Ce qui doit indigner, ce qui aurait dû m’indigner à l’époque, ce n’est pas tant la porte d’un lycée parisien qui brûle mais plutôt la mise en place d’une loi qui fragilise les protections salariales et les conditions des salariées les plus précaires. Et encore aujourd’hui, on retrouve à de nombreuses reprises ces mécanismes de renversement lorsqu’il est question des gilets jaunes dans les médias. On est face à un mouvement en colère, dont les membres vivent dans une grande précarité et cela depuis des années, et le niveau de violence dont les gilets jaunes sont victimes est aussi dans le fait qu’en plus d’un acharnement économique et social il y a tout un dispositif social qui fait que les personnes pauvres/précaires n’ont jamais accès au champ du discours, n’ont jamais accès à la parole publique. Parole publique qui leur a toujours été refusée. Notre société est construite d’une telle manière qu’ils sont silenciés, invisibilisés, ostracisés. Et pourtant ce qui inquiète les chaines d’infos en continu et le gouvernement, ce sont les pavés lancés sur la vitrine du Chanel des Champs-Élysées, il est clair ici qu’il y a un renversement. Le lancer de pavé n’est qu’une réponse à tout ce cycle de violence dont les personnes pauvres sont victimes.

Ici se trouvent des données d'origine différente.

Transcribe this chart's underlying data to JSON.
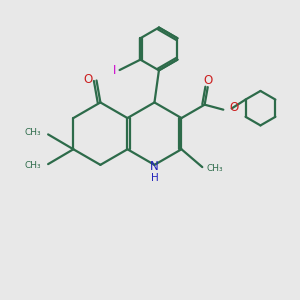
{
  "bg_color": "#e8e8e8",
  "bond_color": "#2d6b4a",
  "N_color": "#2222bb",
  "O_color": "#cc2020",
  "I_color": "#cc00cc",
  "line_width": 1.6,
  "figsize": [
    3.0,
    3.0
  ],
  "dpi": 100,
  "xlim": [
    0,
    10
  ],
  "ylim": [
    0,
    10
  ]
}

Parler des causes et non des conséquences

Dans mon texte, on peut lire : « Sentiments étrange, comme si nous étions dans un autre pays. La porte qui était normalement d’un marron clair est devenue noir charbon. Ce noir que l’on porte durant les enterrements, que l’on pleure. C’est un peu la mort de cette jeunesse dont je fais partie […] », comme si la jeunesse est en péril parce qu’une porte d’un lycée parisien a brûlé (on ne parle ici que de bien matériel)… Dans le discours sur le gilet jaune, c’est l’État tout entier qui est mis en péril par les casses qui peuvent avoir lieu durant les manifestations. On voit bien ici qu’il n’y aucun corollaire entre la porte qui brûle et la jeunesse française, pareil entre les gilets jaunes qui peuvent en venir à casser des vitrines et l’État français en péril. La sélection à l’université et le système scolaire qui fonctionne par l’élimination systématique des élèves des classes populaires – comme l’a démontré Pierre Bourdieu dans Les Héritiers – mettent plus en péril la jeunesse que la porte du lycée Jacques Decour qui prend feu.

Pour aller plus loin encore, le Bondy Blog est né dans la lutte et dans une volonté de casser avec le discours ambiant quand il était question des révoltes des quartiers populaires de 2005, avec la manière dont les médias français ont occulté la mort de deux jeunes, Zyed et Bouna. Il était question dans les médias français à l’époque de parler de quelques voitures qui brûlaient dans les quartiers et non pas de la cause de ces révoltes : la mort de deux jeunes, ici aussi on peut voir un renversement.

L’indécence de mon article repose aussi dans le fait que j’ai utilisé les mêmes mécanismes de discours et de rhétorique contre lesquelles le BB a lutté et s’est inscrit en opposition. À l’époque de l’écriture de ce papier, je pensais que je relatais mon expérience, que je racontais l’expérience d’un lycéen vivant un blocus. Il est vrai que ce n’est pas anodin de voir la porte de son lycée brûlé (on peut tout de même se demander s’il est pertinent d’en faire un article) mais il est clair à la lecture de ce papier que ce n’est pas de cela dont il est question, il suffit de lire les phrases que j’ai citées en amont ou bien l’article lui-même. Si mon article de l’époque est le récit d’un lycéen qui vit un blocus, il est celui d’un lycéen conservateur, d’un lycéen de droite.